Editorial: Here’s one reason California isn’t building enough affordable housing: bureaucracy

Affordable housing
Developer Ginger Hitzke, president of of Hitzke Development Corp., in front of her affordable housing development, Autumn Terrace in San Marcos, Calif. Hitzke has been trying to get a 10-unit affordable housing project built by the beach in Solana Beach for the last 10 years and has yet to break ground.
(Los Angeles Times)

At a time when California desperately needs more homes for its most vulnerable residents, the state still lacks a coherent strategy to get the most out of the dollars reserved for that purpose, and it still stymies affordable housing production with bureaucracy and red tape. Even worse, its failure to set priorities and properly oversee funding caused the state to lose out on $2.7 billion that could have gone toward affordable housing.

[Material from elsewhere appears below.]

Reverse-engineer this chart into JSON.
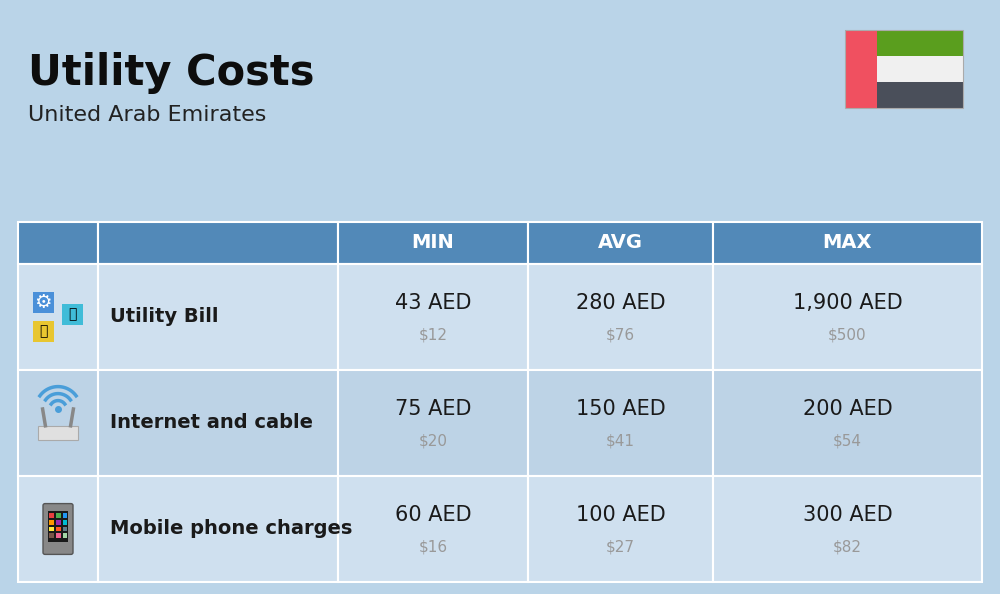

Those are the findings of a report released this week by State Auditor Elaine Howle. And they are deeply frustrating, particularly because it isn’t a new problem.

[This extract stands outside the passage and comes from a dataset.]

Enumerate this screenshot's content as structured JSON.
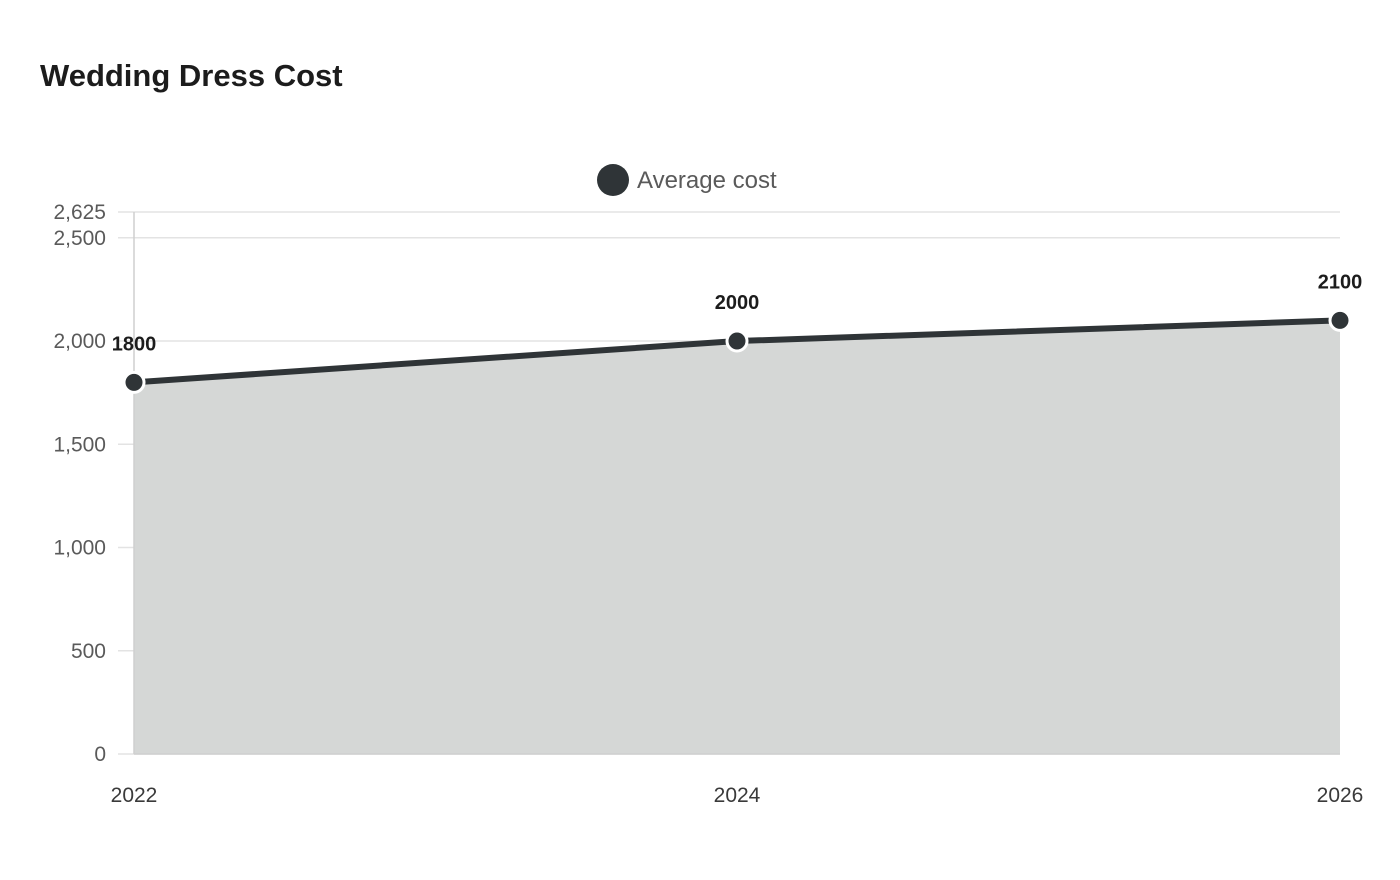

State leaders have known for years that affordable housing developers are forced to navigate cumbersome rules to get funding and permits. All that additional work just delays much-needed projects and makes them more expensive to build.

How expensive? A Times analysis earlier this year found the average cost to build one unit of affordable housing is $500,000. In some cases, the price tag was closer to $900,000 or $1 million per unit. No wonder the state is struggling to build enough affordable housing despite voter-approved state and local bond measures that have raised billions of dollars for it.


One big problem, according to Howle’s audit, is that the state lacks a coordinated plan to effectively use taxpayer and private dollars to support affordable housing. The state awards billions of dollars each year in tax credits, tax-exempt bond proceeds and loans to build affordable housing. Is that money well spent? Is the state building the greatest amount of affordable housing in the communities with the greatest need? Can the state get a bigger bang for its bucks? Nobody really knows.

Without a coherent plan, the state has mismanaged its money, Howle’s report said. In one example, the state’s Debt Limit Allocation Committee, which oversees the tax-exempt “private activity” bonds that government agencies sell to help finance affordable housing and other private projects that serve a public interest, allowed $2.7 billion in potential bond revenue to expire between 2015 and 2017. Such bonds, by the way, are repaid by the developers of the projects, not by the taxpayers, although the tax exemption comes at the state’s expense. As a result, the state left a lot of money on the table that could have helped much-needed homes get built.

California voters have been generous in supporting ballot measures for homeless and affordable housing projects. But taxpayers will not continue to back public investments in housing unless they have confidence that state agencies are using every available dollar efficiently and effectively.

Another problem is the state’s labyrinthine financing process. Developers are forced to navigate dozens of different funding programs controlled by different state agencies, which have different requirements and timelines. Affordable housing projects often combine as many as four to eight different sources of money to cover their costs. Getting through the gantlet of state applications and processes to line up funding can take years, which only increases the developer’s cost.

Gov. Gavin Newsom has pledged to help. He recently signed Assembly Bill 434, which will streamline nearly a dozen affordable housing programs into a single application and award process. His administration hopes that it will be significantly easier to fund an affordable housing project by the end of 2021.

That’s good because California has to ramp up construction. From 2015 through 2019, the state supported the development of 19,000 affordable units a year, on average. But to meet the need, 125,000 units a year must be built in the state through 2029, the state audit said.

Ultimately, cities and counties need to make it much easier to build all kinds of housing to serve a full range of incomes and needs. But it’s especially important to cut the reams of red tape that surround the permitting and construction of subsidized affordable housing. These are projects supported with taxpayer money, and each dollar should be used for the greatest good.